The relatability of someone that looks similar is lost in Rios Hsu’s household. Her mother has tried to compensate and find alternative ways to relate to her. She received “The Talk” from her parents when she started driving, discussing matters of what to do if the police pull her over. Because neither of her parents are black, her mother found YouTube videos about it so Rios Hsu could hear advice from other black people that have been in the situations that her parents have not. 

Rios Hsu’s black leadership and relatability came from her hair stylist. Their relationship was awkward at first, and Rios Hsu found she was timid to converse with her. But as her visits became more frequent, they became closer. The leadership presented from Rios Hsu’s stylist came from the stories she would tell her. Being closer to Rios Hsu’s age and having lots of experiences with different career paths made their connection easier. They don’t always talk about politics or black and white, but having someone that looks like Rios Hsu makes it feel like someone is always on her side. 

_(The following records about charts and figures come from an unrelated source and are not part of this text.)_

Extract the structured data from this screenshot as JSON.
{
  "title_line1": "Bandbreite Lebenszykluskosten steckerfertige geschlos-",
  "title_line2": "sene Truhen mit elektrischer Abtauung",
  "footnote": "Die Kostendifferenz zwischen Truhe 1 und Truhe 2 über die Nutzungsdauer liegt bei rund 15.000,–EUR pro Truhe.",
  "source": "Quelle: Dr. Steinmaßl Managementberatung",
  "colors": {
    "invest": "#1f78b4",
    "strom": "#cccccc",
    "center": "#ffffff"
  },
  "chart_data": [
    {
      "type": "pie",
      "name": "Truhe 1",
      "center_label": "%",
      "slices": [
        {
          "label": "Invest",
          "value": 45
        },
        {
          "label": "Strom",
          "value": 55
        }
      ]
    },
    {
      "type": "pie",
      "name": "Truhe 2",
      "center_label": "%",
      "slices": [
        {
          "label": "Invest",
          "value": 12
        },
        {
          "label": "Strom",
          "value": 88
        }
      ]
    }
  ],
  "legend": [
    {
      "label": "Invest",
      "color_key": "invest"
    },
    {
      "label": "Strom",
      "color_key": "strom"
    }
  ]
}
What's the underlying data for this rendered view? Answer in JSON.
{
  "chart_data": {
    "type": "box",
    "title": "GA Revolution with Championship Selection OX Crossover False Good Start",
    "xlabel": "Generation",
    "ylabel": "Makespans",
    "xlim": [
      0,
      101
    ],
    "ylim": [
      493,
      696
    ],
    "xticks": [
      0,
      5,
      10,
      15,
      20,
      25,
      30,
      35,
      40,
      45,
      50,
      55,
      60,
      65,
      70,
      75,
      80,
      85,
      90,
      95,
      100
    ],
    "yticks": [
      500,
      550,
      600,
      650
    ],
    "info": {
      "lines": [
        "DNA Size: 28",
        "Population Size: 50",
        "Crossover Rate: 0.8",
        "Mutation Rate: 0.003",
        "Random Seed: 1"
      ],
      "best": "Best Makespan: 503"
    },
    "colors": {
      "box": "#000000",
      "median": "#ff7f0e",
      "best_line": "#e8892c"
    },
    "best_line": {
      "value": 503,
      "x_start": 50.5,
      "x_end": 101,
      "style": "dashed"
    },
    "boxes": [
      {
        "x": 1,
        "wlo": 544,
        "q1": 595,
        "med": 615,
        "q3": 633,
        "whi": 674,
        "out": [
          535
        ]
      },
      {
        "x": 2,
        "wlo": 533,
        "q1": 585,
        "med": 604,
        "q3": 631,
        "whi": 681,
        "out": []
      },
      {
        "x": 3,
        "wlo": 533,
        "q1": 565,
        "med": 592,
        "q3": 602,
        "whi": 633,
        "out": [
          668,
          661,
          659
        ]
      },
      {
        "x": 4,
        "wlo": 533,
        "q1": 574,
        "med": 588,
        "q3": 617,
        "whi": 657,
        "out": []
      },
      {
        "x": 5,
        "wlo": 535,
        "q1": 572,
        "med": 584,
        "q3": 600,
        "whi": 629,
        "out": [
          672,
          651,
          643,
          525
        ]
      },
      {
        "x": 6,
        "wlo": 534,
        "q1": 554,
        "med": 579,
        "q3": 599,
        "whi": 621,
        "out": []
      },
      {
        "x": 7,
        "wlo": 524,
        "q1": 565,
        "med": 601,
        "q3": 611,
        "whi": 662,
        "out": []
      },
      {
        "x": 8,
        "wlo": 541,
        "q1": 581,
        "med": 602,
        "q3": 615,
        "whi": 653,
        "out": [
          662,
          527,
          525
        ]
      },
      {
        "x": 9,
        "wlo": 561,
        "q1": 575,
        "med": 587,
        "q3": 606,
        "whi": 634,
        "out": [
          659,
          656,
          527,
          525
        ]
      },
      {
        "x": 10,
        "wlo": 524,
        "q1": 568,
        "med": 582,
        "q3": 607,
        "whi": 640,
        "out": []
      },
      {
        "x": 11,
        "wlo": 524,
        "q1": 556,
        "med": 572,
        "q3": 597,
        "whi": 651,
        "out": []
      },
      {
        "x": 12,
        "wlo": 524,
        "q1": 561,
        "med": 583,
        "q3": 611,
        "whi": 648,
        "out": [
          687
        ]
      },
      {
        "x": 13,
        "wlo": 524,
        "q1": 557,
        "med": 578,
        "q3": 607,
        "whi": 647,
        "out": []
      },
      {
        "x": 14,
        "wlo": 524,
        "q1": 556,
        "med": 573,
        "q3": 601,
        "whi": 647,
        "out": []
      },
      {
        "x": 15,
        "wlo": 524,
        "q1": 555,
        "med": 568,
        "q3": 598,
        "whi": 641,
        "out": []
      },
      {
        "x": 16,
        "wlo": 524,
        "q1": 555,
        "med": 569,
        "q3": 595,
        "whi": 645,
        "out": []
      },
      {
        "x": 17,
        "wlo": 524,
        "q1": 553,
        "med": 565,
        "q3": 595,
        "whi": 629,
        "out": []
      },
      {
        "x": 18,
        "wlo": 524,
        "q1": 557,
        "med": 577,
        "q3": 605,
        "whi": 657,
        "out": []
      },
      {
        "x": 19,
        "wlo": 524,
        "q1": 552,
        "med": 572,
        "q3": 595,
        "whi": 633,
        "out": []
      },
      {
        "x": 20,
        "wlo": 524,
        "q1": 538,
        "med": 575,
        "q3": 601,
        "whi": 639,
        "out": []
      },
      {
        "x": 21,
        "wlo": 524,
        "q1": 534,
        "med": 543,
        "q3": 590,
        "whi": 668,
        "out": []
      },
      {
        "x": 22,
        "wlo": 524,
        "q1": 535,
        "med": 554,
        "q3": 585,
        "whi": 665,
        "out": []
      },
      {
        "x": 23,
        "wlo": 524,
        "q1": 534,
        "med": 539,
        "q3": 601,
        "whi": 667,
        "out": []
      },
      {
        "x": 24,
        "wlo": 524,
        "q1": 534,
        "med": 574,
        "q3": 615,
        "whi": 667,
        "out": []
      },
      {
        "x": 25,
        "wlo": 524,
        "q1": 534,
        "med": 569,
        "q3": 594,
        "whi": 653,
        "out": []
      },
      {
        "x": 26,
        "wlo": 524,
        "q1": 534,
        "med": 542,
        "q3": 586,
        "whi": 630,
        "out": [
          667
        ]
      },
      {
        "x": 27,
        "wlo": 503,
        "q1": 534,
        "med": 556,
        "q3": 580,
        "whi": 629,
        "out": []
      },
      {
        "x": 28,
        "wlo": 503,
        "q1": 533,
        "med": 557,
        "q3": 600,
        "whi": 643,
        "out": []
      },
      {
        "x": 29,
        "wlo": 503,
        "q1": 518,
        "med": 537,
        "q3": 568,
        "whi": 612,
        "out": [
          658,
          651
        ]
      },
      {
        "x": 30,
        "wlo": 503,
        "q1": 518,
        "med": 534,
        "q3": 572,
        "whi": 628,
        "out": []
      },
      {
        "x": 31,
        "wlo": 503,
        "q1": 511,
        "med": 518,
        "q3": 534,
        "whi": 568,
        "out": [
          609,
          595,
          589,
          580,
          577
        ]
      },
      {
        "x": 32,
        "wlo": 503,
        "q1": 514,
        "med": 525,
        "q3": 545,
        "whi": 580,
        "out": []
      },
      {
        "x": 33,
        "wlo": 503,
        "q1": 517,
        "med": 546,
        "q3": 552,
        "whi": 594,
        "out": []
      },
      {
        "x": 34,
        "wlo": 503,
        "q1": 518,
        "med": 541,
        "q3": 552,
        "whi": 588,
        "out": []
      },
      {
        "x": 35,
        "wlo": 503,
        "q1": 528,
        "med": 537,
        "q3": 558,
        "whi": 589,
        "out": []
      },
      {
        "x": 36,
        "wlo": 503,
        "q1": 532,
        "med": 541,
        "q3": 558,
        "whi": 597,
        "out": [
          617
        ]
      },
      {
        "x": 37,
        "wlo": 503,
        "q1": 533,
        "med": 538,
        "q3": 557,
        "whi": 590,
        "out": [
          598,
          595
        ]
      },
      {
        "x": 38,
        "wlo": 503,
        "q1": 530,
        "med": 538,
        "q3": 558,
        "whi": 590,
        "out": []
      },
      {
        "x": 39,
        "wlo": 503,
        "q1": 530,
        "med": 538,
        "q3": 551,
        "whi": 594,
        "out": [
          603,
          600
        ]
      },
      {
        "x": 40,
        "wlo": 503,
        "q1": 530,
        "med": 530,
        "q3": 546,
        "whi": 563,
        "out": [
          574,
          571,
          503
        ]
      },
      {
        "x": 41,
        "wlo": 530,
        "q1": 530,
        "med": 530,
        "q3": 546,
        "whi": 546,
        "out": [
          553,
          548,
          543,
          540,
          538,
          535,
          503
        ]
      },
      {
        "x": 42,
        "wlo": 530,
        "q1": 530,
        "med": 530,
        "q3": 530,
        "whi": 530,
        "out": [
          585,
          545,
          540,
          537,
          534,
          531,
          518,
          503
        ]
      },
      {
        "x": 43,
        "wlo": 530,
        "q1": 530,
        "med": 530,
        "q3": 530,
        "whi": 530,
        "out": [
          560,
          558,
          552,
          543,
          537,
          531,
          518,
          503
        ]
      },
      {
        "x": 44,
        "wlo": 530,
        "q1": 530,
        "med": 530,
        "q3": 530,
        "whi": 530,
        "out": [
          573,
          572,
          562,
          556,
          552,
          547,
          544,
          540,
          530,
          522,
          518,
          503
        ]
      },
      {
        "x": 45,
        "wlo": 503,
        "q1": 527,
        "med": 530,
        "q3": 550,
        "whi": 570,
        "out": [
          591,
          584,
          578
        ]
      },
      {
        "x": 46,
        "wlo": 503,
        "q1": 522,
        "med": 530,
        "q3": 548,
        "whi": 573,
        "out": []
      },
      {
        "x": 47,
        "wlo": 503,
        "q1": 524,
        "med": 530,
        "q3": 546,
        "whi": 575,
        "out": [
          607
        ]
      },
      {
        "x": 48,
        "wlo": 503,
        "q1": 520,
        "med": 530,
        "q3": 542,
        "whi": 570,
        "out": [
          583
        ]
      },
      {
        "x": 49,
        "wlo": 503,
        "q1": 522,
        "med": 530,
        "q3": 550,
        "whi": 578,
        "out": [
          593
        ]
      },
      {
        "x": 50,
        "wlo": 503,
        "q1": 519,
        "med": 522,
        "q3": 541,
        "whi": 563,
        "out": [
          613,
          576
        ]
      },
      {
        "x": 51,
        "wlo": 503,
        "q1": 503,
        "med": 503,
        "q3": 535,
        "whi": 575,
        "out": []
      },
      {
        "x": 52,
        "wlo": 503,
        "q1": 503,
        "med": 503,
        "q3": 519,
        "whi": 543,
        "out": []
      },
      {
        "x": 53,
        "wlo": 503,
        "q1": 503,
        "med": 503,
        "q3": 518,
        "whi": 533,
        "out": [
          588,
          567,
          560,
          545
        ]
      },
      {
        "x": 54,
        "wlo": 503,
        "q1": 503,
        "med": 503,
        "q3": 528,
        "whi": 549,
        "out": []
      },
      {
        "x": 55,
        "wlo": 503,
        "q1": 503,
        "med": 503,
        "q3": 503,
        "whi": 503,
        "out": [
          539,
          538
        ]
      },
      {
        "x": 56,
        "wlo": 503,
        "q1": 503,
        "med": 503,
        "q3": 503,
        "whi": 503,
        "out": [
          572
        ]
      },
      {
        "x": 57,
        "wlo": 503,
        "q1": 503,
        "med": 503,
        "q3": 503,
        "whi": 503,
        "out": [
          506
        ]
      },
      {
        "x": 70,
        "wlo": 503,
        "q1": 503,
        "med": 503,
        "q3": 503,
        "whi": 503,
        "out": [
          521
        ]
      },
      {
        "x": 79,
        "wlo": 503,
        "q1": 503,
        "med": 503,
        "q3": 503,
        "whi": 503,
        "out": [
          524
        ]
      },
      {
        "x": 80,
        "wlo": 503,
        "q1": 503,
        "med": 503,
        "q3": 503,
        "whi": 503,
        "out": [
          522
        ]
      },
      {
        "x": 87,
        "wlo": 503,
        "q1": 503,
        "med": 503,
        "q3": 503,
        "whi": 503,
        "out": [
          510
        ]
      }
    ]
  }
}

Unfortunately, the connection that she has with her black hair stylist is not emulated in her other daily settings. Her predominantly white classrooms and adoptive home are not black. 

 

Campbell, Clemetson and Rios Hsu’s experiences are not indicative of the entire Ann Arbor black youth experience; no two experiences of black youth in Ann Arbor are homogenous. But they are still a part of the 14 percent of African Americans that make up the Ann Arbor Public Schools system. Black Ann Arbor and white Ann Arbor exist within the boundaries of our city: the experiences of the two communities are not equal.